恋は天使の寝息のあとに
今夜は心配で眠れない、そう思っていたが、心菜の隣に横になった私は疲れのせいか、いつの間にか眠りに落ちていた。

明け方、ふと目を覚ますと、眠っている心菜を挟んで向かいに横たわる恭弥の姿。
一晩中、心菜の様子を見ていてくれたのだろうか。心菜のお腹に手を添えたまま、眠ってしまっている。

二枚の布団に三人で、少し狭い川の字。

心菜は寝返りで掛布団を剥がしてしまっているし、恭弥ははなから何もかけていないようだし、寒そうな二人に私はそっと毛布を被せてやる。

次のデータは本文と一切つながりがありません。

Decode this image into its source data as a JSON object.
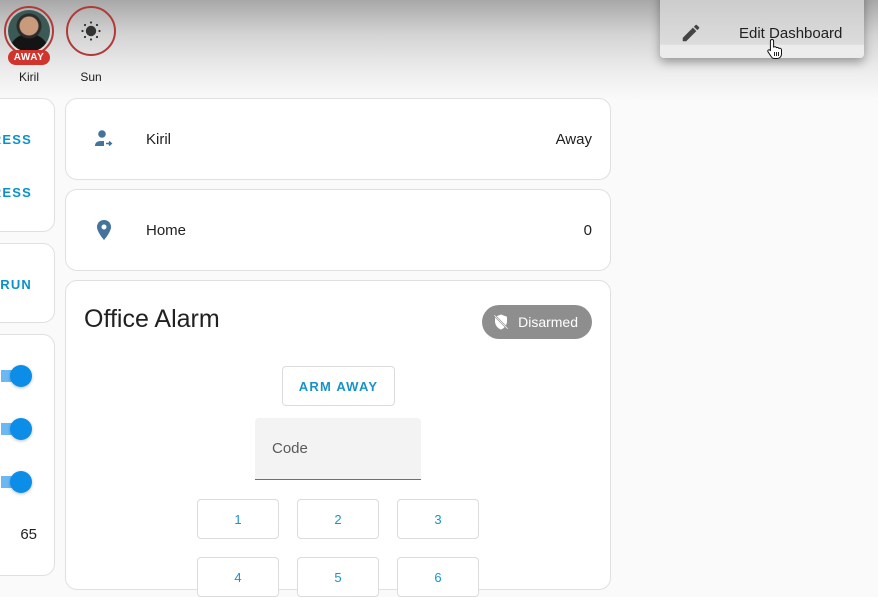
{
  "badges": [
    {
      "name": "Kiril",
      "status_tag": "AWAY",
      "icon": "person-avatar"
    },
    {
      "name": "Sun",
      "icon": "sun-icon"
    }
  ],
  "left_column": {
    "buttons": [
      "RESS",
      "RESS",
      "RUN"
    ],
    "sliders": [
      {
        "value_fraction": 1.0
      },
      {
        "value_fraction": 1.0
      },
      {
        "value_fraction": 1.0
      }
    ],
    "value": "65"
  },
  "entities": [
    {
      "icon": "account-arrow-right-icon",
      "name": "Kiril",
      "state": "Away"
    },
    {
      "icon": "map-marker-icon",
      "name": "Home",
      "state": "0"
    }
  ],
  "alarm": {
    "title": "Office Alarm",
    "state_label": "Disarmed",
    "state_icon": "shield-off-icon",
    "action_label": "ARM AWAY",
    "code_placeholder": "Code",
    "code_value": "",
    "keypad": [
      "1",
      "2",
      "3",
      "4",
      "5",
      "6"
    ]
  },
  "menu": {
    "items": [
      {
        "icon": "pencil-icon",
        "label": "Edit Dashboard"
      }
    ]
  },
  "colors": {
    "accent": "#1a93c8",
    "entity_icon": "#44739e",
    "away_badge": "#d0342c",
    "disarmed_chip": "#8e8e8e",
    "slider": "#0c8ee8"
  }
}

夕べは熱で呼吸を荒くしていた心菜も、今は落ち着いたようで、すやすやと穏やかな寝息を立てている。
私の不安は、取り越し苦労で済んだようで、ほっと胸を撫で下ろす。


翌日、微熱にまで下がった心菜を恭弥の車に乗せて、休日診療をしている病院へ連れて行った。
診断結果は風邪。散々騒いだあげくにただの風邪とは。
ホッとしたと同時に、なんだか恭弥に申し訳なくなってしまった。

「……ごめんなさい、大騒ぎして」

私がしゅんとしながらうつむくと

「そこは、ありがとうだろ?」

こちらに目もくれず、冷たく、ぶっきらぼうに言い放つ恭弥。

「……ありがとう、恭弥」

私が改めて言いなおすと、彼はふんぞり返って偉そうに胸を張った。

「感謝が足りねぇな。もっと俺を敬えよ。『ありがとうございます恭弥様。最高に素敵で格好良いで――』」

「ちょっと、調子乗ってない!?」

あつかましくなった恭弥の腕を、私はバシッと一発叩く。

素敵で格好良いかは置いといて
恭弥がなんだかんだ言って優しいってことは良く分かったよ。

余計に調子に乗りそうだから、あえて口には出さないけれど。
辛いときにそばにいてくれるあなたに、私はとても感謝しているよ。